The above SUC is a mixed-integer program. In general, mixed-integer programs are difficult to solve, although some classes of mixed-integer programs can be solved, e.g., using commercial optimization packages such as MOSEK and CPLEX software [2]. Alternatively, we can relax the binary constraint, solve problem (27), which is a convex-optimization problem after the binary constraints are relaxed, and then set Com_i,h = 1 for any i and h with the highest Com_i,h.
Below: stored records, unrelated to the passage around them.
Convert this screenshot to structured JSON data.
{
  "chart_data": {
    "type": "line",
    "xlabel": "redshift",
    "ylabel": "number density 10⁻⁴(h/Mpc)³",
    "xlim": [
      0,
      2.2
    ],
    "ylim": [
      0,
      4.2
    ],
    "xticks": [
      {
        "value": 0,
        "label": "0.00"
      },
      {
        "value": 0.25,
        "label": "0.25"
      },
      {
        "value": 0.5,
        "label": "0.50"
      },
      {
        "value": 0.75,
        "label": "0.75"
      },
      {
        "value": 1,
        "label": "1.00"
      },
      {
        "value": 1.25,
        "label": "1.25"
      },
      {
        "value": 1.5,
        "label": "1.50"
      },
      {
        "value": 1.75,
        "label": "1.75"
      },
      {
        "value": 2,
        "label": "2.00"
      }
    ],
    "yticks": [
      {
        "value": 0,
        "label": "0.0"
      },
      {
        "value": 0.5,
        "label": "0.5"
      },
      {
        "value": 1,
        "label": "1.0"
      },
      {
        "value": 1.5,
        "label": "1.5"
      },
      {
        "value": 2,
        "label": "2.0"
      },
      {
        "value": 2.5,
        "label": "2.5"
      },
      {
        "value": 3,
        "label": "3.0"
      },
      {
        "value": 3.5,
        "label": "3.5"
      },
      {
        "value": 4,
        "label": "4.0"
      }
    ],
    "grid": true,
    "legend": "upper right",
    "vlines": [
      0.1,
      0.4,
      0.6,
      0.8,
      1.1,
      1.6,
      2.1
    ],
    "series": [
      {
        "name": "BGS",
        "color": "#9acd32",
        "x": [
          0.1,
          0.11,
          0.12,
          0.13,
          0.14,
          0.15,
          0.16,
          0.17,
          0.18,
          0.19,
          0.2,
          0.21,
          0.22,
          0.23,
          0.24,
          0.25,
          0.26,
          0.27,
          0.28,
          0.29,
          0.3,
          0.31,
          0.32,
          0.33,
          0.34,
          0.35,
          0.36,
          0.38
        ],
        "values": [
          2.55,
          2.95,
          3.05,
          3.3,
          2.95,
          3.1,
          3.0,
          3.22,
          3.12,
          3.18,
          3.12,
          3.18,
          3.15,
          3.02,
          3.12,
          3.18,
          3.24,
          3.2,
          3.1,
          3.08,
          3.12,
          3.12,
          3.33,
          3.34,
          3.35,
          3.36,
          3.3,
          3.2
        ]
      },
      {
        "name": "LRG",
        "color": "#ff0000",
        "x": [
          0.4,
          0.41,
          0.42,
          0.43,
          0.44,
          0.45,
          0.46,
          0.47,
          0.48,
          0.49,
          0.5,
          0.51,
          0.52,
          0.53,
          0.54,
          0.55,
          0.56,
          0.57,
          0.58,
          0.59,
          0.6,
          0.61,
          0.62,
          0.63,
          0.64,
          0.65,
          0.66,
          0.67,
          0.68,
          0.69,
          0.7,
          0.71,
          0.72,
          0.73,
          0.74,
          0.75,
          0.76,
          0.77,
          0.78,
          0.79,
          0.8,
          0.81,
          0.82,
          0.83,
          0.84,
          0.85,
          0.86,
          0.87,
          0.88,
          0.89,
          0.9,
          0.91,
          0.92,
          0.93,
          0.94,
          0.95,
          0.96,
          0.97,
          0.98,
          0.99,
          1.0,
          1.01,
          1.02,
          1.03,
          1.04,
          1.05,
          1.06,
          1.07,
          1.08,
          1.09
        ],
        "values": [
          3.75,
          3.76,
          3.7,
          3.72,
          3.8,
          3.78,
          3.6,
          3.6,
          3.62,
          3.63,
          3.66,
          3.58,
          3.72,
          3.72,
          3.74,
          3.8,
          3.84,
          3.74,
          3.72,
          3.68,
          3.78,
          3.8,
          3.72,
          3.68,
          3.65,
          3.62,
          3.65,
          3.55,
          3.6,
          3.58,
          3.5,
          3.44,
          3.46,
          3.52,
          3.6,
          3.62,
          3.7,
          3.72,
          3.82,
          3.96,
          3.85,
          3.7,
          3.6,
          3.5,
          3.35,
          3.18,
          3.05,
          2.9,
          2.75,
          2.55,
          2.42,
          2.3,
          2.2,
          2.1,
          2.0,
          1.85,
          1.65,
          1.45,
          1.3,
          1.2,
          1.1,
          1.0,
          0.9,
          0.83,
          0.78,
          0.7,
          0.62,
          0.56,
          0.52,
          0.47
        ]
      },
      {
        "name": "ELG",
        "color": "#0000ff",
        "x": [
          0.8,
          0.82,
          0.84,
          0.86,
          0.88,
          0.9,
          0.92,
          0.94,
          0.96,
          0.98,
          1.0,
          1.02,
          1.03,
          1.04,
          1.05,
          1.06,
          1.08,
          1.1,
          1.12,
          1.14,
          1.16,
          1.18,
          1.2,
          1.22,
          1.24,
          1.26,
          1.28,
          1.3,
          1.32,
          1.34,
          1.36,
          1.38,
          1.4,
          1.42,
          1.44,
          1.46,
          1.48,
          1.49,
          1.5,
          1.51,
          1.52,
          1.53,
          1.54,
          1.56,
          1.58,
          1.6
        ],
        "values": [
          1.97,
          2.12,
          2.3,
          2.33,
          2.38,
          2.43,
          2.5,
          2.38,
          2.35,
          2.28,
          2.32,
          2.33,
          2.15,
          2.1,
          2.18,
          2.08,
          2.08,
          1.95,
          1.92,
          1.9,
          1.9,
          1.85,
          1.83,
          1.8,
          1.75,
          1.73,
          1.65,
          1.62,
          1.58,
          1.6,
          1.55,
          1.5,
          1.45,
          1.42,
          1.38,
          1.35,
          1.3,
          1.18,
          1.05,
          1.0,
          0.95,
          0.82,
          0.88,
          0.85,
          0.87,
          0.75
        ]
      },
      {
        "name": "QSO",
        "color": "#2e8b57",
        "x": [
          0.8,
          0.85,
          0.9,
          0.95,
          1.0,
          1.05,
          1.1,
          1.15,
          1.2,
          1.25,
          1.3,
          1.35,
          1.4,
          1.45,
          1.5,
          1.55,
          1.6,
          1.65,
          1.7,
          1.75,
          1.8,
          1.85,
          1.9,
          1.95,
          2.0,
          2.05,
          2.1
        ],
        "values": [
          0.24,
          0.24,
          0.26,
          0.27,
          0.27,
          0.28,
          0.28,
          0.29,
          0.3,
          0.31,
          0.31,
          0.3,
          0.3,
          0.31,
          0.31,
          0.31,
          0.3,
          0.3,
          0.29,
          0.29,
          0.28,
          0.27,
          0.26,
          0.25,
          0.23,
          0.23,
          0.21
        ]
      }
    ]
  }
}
If we repeat this operation until any Com_i,h in the solution is either zero or one, we can obtain a feasible but sub-optimal solution for the original problem (27). We used the latter approach. Given the solution and the Lagrange multipliers corresponding to each constraint, the needed system parameters are calculated accordingly, as we have already explained at the end of Section 2. Note that the above problem is solved in centralized fashion. We also note that since the storage units are assumed to have no impact on prices, this optimization problem does not include any variable from the storage units.